As written records were fragmented or lost during exile, silenced by patriarchy, or neglected, the authors turned to visual and material culture as well as oral interviews. AWU translated feminist works in the 1960s and supported women writers. These alternative archives made their lives visible.
In response to patriarchal representations in the press, women resorted to press campaigns and cultural events to assert feminist presence in Irano-Armenian society, in the 1960s–1970s. Berberian and Grigor illustrated this period with satirical newspaper clippings targeting women’s groups, women’s responses, and images from a 1974 historical women’s costume exhibition. These works revealed the tense social and cultural climate of the time.
With Grigor’s expertise in visual material and Berberian’s in textual, the book interweaves visual and material culture with textual evidence to uncover not just what Armenian women did, but how their lives were remembered and represented. Thus, each section of the book is represented by a visual source, including a photograph of three graduates (representative of women’s development in education) and a seventeenth-century Isfahan oil painting, misattributed as Chinese art in Kensington Palace, as an example of Armenians’ cultural misrepresentation in Iran.
Armenian women transformed exclusion from public life into opportunities for cross-cultural feminism, asserting agency through charity, education, and cultural production.
The authors explained that their own “distinct in betweenness,” living lives between multiple cultures, languages, and backgrounds informed their research and writing. They parallel this in their book by writing including three distinct languages: Armenian, English, and Iranian.
To close their presentation, Berberian and Grigor read excerpts from the book, offering the audience a glimpse into its storytelling tone and narrative style. Their delivery balanced historical analysis with lived experiences, highlighting key parts such as the formation of the first Armenian women’s society, the mesh of global and individual perspectives, and the influence of Western feminist thought.
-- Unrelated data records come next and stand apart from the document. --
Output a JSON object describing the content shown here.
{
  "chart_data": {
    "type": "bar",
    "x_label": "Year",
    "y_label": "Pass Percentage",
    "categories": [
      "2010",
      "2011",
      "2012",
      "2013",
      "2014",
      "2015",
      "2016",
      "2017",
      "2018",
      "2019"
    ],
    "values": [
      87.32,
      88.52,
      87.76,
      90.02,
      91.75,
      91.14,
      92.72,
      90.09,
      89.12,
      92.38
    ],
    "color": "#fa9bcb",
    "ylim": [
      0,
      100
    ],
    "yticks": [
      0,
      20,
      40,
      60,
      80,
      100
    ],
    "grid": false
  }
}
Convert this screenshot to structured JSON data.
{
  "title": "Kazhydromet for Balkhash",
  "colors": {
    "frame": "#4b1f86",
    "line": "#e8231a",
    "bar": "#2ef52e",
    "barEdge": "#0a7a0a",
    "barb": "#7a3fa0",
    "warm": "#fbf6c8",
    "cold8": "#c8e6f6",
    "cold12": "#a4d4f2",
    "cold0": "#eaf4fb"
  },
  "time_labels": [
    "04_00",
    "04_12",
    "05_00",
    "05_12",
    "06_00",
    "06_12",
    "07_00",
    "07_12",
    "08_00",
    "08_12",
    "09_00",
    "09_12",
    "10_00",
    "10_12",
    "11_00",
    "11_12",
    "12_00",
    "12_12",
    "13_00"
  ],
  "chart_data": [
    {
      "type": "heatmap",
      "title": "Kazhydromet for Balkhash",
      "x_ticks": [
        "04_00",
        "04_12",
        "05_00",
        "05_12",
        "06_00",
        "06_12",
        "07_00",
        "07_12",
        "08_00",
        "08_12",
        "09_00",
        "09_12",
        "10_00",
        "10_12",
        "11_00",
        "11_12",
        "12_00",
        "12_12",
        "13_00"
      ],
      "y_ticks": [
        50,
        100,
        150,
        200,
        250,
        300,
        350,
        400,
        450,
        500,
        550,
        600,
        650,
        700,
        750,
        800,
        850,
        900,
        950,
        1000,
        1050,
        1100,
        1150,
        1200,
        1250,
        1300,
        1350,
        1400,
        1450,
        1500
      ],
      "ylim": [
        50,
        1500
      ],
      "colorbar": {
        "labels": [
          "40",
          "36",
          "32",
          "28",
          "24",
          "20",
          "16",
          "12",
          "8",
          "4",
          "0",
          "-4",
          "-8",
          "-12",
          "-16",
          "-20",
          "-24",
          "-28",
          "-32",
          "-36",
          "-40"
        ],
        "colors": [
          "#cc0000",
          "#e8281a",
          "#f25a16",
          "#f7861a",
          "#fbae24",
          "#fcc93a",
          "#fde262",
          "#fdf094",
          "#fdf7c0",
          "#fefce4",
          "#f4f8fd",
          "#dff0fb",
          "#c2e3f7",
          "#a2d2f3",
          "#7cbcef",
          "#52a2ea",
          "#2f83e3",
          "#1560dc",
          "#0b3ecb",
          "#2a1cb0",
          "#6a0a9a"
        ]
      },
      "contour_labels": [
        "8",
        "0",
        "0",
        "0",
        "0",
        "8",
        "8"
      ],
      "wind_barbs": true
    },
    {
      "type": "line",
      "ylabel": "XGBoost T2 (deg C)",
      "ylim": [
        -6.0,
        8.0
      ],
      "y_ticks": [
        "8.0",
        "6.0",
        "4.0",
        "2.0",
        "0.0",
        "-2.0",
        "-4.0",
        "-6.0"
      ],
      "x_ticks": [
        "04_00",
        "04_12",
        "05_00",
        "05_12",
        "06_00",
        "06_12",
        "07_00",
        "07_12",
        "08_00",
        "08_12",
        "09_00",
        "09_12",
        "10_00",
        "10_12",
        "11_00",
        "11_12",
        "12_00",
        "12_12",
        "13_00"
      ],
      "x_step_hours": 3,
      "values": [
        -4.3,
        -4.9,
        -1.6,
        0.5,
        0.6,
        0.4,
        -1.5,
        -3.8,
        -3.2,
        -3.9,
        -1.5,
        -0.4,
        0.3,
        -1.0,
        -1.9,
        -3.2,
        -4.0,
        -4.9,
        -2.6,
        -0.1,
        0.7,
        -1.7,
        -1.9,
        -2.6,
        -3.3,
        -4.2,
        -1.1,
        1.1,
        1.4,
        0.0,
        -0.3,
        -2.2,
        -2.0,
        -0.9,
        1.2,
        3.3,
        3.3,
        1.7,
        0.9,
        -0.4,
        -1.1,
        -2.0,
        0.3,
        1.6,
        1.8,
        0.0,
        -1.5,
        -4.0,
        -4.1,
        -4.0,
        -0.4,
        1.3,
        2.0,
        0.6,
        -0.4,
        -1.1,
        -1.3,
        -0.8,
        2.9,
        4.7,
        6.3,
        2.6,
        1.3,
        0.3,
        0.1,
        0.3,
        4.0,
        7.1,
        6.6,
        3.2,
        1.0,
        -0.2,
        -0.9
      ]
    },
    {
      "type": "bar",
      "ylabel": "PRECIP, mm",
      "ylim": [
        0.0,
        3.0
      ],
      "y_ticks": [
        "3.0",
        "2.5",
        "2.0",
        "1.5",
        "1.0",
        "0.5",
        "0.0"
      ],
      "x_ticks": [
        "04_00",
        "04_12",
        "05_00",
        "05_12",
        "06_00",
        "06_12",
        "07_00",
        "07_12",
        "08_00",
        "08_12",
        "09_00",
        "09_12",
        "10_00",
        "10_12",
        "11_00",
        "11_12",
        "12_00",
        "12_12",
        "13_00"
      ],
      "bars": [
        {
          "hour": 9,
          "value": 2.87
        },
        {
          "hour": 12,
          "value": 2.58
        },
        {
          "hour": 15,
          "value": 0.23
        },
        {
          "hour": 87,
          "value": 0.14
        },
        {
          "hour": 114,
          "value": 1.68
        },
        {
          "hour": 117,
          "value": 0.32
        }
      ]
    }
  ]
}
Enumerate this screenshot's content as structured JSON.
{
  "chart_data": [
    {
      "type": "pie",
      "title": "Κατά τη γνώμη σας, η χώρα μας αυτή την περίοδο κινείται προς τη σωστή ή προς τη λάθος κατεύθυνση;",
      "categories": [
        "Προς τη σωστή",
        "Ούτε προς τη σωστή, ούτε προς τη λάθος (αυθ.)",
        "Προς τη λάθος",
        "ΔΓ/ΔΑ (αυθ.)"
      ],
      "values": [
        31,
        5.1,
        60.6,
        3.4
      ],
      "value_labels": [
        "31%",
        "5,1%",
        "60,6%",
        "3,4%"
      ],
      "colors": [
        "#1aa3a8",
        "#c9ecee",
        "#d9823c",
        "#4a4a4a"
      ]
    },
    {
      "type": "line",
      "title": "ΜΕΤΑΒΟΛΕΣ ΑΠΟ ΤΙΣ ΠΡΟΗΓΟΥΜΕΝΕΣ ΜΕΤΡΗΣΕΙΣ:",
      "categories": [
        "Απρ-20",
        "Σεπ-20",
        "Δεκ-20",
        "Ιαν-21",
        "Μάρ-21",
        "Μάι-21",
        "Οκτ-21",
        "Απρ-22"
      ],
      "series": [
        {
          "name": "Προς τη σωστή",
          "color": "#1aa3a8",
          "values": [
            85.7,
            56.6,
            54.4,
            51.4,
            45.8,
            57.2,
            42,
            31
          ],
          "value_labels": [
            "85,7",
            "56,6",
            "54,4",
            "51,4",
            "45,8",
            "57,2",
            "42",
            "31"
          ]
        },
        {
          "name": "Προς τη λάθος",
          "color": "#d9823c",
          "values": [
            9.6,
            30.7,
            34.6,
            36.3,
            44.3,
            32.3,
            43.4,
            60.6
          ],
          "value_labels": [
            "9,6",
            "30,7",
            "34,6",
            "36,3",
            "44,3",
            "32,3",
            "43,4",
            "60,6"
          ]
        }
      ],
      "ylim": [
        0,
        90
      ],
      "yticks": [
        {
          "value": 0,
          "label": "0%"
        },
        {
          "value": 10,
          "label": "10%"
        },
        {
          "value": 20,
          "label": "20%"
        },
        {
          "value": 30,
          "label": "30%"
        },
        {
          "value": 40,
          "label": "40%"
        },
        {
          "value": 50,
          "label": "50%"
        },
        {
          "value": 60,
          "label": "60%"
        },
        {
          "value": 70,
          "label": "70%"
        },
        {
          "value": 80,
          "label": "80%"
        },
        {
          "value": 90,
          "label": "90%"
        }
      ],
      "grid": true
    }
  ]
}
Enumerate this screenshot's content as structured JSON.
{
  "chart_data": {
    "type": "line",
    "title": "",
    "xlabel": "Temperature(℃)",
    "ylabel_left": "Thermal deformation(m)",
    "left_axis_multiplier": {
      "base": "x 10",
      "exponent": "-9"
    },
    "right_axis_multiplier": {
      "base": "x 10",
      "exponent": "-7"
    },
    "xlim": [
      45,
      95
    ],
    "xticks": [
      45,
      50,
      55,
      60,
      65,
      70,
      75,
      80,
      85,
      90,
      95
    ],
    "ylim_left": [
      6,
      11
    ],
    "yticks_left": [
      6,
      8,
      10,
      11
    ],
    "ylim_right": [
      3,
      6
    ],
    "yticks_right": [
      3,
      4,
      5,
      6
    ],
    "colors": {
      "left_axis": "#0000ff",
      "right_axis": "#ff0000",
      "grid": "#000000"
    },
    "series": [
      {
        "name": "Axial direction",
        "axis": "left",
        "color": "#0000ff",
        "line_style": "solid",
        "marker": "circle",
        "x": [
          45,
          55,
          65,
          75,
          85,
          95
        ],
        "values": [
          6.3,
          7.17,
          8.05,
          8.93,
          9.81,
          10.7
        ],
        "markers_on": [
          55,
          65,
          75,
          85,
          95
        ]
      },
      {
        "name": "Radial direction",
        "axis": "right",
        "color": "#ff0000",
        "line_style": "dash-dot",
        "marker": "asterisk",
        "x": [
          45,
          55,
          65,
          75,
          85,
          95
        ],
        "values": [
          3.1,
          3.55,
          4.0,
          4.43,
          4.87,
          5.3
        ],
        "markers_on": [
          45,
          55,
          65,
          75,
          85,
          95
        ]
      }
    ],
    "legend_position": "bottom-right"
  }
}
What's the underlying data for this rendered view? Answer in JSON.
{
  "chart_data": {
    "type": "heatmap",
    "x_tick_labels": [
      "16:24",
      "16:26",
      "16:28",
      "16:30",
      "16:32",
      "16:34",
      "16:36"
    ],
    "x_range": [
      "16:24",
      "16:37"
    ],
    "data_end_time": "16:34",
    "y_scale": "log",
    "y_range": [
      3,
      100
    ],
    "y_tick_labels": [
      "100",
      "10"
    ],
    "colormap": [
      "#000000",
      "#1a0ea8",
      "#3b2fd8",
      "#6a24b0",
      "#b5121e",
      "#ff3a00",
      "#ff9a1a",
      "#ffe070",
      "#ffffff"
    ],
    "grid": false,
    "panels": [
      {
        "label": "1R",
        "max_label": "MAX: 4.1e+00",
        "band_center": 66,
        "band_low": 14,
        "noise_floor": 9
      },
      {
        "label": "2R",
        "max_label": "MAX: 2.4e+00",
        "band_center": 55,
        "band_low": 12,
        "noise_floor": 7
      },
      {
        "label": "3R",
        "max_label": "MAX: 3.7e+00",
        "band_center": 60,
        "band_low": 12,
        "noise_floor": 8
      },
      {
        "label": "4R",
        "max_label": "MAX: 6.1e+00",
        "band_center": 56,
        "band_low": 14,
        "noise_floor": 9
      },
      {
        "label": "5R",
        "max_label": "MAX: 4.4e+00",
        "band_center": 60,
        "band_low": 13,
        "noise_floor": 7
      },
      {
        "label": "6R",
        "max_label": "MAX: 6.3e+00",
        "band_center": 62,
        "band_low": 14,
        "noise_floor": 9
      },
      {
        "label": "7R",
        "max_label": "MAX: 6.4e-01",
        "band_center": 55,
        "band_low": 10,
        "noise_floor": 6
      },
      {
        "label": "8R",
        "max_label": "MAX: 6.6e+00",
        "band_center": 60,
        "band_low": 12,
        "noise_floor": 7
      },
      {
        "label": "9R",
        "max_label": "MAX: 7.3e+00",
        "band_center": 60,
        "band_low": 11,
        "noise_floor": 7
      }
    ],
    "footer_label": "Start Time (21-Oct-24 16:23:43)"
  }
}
The authors’ passion for the subject was evident, and their ability to blend intellectuality with humanity left a strong impression on listeners.
Ultimately, The Armenian Woman, Minoritarian Agency, and the Making of Iranian Modernity, 1860–1979 demonstrates how Armenian women transformed marginalization into activism. Through benevolent societies, cultural production, and feminist movements, they asserted agency, reshaped women’s roles in Irano-Armenian society, collaborated with Iranian women, state, and society, and contributed to a broader women’s movement in Iran.